Less fear and worry, too. As my new acquaintance and parted ways, she said “it’s important not to worry too much. God will take care of things we can’t.”
I heard and felt her words.
Happy Sunday, friends. Here are some recipes and reads.
I love Sarah’s idea to make a za’atar-spiced pasta.
Jenn’s buffalo chickpea sandwich is just the kind of summer lunch that I love.
Can’t wait to try Rene’s chipotle tofu, which swims in a creamy poblano sauce, over some rice. Yum.
Erin’s babaganoush with chermoula makes a wonderful bowl for summertime dipping.
Finally, Lisa’s miso caramel cookies have me drooling.
1. A new meta-analysis of 32 studies, encompassing 63181 participants from 32 countries, concludes that eating disorders among adolescents and children are a global emergency. 22% of the studies reported that children showed signs of disordered eating.
It’s scary, it’s sad. It’s reason for all of us to participate in creating a more food-positive, body-respecting, and self-compassionate world for young people.
2. Ashley Broadwater has written a lovely reflection about how yoga helped her with many years of body image struggle.
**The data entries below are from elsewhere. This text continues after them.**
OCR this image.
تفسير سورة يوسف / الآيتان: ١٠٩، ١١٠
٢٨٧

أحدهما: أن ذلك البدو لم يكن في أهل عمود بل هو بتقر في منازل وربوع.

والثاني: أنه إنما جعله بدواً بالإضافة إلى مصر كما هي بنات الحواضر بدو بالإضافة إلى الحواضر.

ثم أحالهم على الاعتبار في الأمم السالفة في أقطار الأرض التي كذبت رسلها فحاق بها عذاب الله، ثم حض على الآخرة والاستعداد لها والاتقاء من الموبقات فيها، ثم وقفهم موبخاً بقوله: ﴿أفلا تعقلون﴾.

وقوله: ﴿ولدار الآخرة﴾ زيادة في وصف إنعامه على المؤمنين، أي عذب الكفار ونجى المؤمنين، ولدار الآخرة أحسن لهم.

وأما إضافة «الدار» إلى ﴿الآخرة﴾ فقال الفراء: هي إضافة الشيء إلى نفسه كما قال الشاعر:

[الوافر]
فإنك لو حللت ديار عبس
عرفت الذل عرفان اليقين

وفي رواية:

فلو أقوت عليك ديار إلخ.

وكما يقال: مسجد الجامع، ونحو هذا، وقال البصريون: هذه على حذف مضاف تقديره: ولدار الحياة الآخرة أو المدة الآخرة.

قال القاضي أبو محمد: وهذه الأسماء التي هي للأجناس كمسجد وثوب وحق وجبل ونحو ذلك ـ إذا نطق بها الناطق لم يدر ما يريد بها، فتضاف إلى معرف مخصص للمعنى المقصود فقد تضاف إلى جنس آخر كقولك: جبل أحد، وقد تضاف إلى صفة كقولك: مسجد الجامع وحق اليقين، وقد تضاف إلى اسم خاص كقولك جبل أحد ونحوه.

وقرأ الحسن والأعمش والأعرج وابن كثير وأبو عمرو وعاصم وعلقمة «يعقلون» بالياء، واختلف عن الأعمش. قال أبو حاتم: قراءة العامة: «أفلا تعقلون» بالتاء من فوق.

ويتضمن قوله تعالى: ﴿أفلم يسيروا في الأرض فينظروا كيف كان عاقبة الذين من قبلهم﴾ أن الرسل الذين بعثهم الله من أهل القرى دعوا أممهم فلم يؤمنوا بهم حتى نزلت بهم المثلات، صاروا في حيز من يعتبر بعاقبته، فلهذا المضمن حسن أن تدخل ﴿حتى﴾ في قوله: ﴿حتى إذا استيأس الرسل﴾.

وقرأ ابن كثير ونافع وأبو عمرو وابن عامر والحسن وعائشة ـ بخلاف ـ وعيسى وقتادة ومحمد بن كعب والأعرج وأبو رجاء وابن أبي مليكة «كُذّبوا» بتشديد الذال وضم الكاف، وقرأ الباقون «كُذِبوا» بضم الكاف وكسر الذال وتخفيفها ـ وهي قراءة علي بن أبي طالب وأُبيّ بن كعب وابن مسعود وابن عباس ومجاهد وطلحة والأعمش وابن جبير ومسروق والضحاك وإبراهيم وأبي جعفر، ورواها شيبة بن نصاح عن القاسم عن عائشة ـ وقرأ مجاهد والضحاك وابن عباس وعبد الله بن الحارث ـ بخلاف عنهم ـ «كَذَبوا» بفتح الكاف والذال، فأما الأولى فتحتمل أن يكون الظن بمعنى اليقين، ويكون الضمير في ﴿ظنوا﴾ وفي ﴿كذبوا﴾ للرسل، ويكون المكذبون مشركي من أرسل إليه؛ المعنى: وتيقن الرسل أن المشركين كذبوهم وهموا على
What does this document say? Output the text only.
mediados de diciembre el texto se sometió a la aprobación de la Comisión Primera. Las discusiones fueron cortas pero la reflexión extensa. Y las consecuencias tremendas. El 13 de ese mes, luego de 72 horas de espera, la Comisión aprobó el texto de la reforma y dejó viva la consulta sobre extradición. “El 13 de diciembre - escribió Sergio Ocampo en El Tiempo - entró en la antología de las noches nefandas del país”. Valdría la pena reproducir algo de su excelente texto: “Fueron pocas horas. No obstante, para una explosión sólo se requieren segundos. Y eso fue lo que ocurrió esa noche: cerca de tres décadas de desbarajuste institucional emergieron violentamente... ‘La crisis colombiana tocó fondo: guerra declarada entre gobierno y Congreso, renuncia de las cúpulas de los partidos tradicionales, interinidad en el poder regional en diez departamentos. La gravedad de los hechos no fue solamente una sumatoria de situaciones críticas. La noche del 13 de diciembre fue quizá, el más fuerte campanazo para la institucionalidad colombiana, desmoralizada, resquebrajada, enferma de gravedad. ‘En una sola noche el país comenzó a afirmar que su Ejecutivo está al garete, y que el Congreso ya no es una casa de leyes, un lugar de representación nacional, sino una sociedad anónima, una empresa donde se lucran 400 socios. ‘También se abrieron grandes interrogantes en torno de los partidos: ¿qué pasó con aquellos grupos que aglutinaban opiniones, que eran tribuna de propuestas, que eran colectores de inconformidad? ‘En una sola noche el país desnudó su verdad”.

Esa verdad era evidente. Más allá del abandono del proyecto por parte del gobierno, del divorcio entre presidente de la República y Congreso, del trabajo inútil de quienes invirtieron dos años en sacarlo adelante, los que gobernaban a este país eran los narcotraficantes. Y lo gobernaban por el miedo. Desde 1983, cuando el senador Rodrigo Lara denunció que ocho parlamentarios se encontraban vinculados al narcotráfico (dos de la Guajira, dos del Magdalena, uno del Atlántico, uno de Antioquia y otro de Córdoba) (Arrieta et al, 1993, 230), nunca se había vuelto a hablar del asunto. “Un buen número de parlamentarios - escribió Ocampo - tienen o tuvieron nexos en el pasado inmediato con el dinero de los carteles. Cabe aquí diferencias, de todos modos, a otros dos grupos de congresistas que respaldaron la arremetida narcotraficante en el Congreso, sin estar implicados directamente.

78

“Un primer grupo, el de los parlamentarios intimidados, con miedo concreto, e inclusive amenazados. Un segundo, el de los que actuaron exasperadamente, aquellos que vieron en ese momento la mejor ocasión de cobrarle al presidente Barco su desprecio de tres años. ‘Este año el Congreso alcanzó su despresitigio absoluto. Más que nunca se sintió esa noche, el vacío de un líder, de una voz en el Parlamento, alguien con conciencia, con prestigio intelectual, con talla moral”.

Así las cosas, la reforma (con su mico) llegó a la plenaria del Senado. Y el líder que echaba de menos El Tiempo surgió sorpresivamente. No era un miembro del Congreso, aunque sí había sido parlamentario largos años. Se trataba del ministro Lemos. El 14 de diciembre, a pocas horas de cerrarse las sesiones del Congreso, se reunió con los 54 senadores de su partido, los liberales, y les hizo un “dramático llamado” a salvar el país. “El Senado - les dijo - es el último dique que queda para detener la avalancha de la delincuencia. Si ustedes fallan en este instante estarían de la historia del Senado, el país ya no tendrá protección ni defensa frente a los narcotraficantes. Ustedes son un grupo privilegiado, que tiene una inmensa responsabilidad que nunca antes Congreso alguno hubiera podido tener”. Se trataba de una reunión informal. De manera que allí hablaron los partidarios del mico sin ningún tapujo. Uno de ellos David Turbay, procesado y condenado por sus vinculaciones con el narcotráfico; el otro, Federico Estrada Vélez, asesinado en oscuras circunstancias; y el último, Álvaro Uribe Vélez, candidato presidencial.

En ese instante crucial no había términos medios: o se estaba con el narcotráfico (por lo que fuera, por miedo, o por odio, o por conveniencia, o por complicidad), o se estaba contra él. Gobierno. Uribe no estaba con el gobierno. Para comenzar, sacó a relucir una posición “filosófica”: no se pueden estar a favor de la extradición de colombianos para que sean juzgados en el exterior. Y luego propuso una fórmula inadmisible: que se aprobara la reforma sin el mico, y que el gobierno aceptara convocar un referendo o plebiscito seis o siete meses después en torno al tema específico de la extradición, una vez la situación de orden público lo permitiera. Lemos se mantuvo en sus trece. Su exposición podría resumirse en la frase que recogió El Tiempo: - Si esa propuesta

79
3. When I was doing my clinical training, I worked at a hospital that was hit with a serious outbreak of Candida auris. Years later, The Last of Us has put the threat of infectious fungal outbreaks on more peoples’ radars.
I was interested to read this article on why creating a vaccine for fungal infections is tricky—but may not be impossible.
4. I sort of love the notion of filler episode days. Excitement can be great, but long live the quiet and ordinary.
5. A beautiful reminder that it’s hard to believe in things until we give them life.
And I suppose that’s what I’m trying to write about today. Giving life to my life.
Have a good Sunday, and I’m wishing you a nice Memorial Day, if you observe it somehow.